Four sets of primers and fluorescently labeled TaqMan probes [see Additional file 5] were used to assay the transcript levels of ESTs Ps28, Ps85, Ps159, Ps259, Ps261, and Ps87. The expected sizes of resulting PCR products were 107, 65, 81, 73, 103, and 179 bp for Ps28, Ps85, Ps87, Ps159, Ps259, and Ps261, respectively. The fluorogenic probes were labeled at the 5'end with the fluorescent reporter dye FAM (6-carboxy-fluorescein) and modified at the 3'end with the quencher dye TAMRA (6-carboxy-tetramethylrhodamine). Transcript abundance was assessed with three independent biological replicates.
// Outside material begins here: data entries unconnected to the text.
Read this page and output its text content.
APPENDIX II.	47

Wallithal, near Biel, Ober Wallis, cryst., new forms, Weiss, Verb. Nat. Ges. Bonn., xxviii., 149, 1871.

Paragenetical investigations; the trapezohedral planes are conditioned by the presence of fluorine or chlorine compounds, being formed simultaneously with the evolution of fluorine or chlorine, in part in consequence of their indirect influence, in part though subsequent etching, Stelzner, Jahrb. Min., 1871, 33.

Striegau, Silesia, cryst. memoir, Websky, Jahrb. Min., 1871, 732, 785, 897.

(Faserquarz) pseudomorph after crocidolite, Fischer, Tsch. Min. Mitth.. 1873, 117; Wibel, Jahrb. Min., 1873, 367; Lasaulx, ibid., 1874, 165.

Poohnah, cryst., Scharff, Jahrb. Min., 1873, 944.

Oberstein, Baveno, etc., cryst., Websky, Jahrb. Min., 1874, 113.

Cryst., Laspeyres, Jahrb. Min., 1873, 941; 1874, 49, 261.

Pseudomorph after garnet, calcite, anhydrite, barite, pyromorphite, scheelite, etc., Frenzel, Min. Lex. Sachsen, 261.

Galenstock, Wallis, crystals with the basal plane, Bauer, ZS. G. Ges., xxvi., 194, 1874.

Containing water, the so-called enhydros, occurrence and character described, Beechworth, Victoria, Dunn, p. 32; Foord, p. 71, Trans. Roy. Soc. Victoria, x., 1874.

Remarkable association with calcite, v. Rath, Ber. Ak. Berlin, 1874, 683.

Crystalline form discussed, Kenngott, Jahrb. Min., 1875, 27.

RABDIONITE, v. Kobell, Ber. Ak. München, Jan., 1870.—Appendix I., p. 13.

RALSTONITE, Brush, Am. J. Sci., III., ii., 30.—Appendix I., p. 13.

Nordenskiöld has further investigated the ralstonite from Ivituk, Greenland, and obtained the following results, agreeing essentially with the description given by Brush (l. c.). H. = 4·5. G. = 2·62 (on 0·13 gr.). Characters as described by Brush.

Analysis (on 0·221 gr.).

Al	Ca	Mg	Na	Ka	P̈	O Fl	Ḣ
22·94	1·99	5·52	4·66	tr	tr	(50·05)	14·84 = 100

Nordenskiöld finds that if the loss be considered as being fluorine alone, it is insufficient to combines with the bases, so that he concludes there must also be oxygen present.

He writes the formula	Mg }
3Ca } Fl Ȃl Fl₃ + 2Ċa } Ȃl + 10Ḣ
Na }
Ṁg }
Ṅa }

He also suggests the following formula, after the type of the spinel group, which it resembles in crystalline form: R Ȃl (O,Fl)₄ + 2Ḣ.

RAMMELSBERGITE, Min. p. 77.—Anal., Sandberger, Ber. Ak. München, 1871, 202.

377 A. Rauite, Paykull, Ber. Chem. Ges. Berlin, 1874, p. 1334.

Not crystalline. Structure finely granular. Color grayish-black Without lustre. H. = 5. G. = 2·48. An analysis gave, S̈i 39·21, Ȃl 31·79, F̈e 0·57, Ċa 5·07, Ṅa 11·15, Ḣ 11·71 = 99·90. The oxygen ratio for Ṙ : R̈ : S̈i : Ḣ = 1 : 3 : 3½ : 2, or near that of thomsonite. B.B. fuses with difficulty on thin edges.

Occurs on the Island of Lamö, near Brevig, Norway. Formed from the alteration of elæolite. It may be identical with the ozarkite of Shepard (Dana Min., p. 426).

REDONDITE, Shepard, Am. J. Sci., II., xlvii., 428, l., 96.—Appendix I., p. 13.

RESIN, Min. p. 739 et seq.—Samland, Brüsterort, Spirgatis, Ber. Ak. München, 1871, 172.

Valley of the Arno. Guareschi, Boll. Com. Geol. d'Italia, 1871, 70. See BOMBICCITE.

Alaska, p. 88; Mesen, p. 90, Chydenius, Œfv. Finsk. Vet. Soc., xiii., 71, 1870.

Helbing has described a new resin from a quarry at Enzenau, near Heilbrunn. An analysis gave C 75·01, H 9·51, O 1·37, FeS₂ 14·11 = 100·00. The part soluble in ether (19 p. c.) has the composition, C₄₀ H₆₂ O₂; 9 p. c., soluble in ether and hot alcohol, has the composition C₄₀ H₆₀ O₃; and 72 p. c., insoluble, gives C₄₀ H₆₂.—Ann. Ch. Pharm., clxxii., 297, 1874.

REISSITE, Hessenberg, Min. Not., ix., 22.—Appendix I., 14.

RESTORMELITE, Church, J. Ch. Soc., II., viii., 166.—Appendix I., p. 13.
Each real-time PCR mixture (25 μl) contained 12.5 μl premix (Premix Ex TaqTM, Takara), 7.5 μl distilled H₂O, 1 μl 10 μM forward primer, 1 μl 10 μM reverse primer, 1 μl TaqMan probe, and 2 μl the cDNA template. The Smart CyclerSystem (Cepheid, USA) was used for PCR reactions that consisted of 10 s at 95°C (1 cycle) and 40 cycles of 95°C for 5 s and 60°C for 20 s. The transcript level of selected ESTs was calculated by the 2^-ΔΔCT method 65 with the actin gene of P. striiformis f. sp. tritici as the endogenous reference for normalization. Relative quantification of these ESTs was computed with their transcript levels in different stages in comparison to that in urediniospores.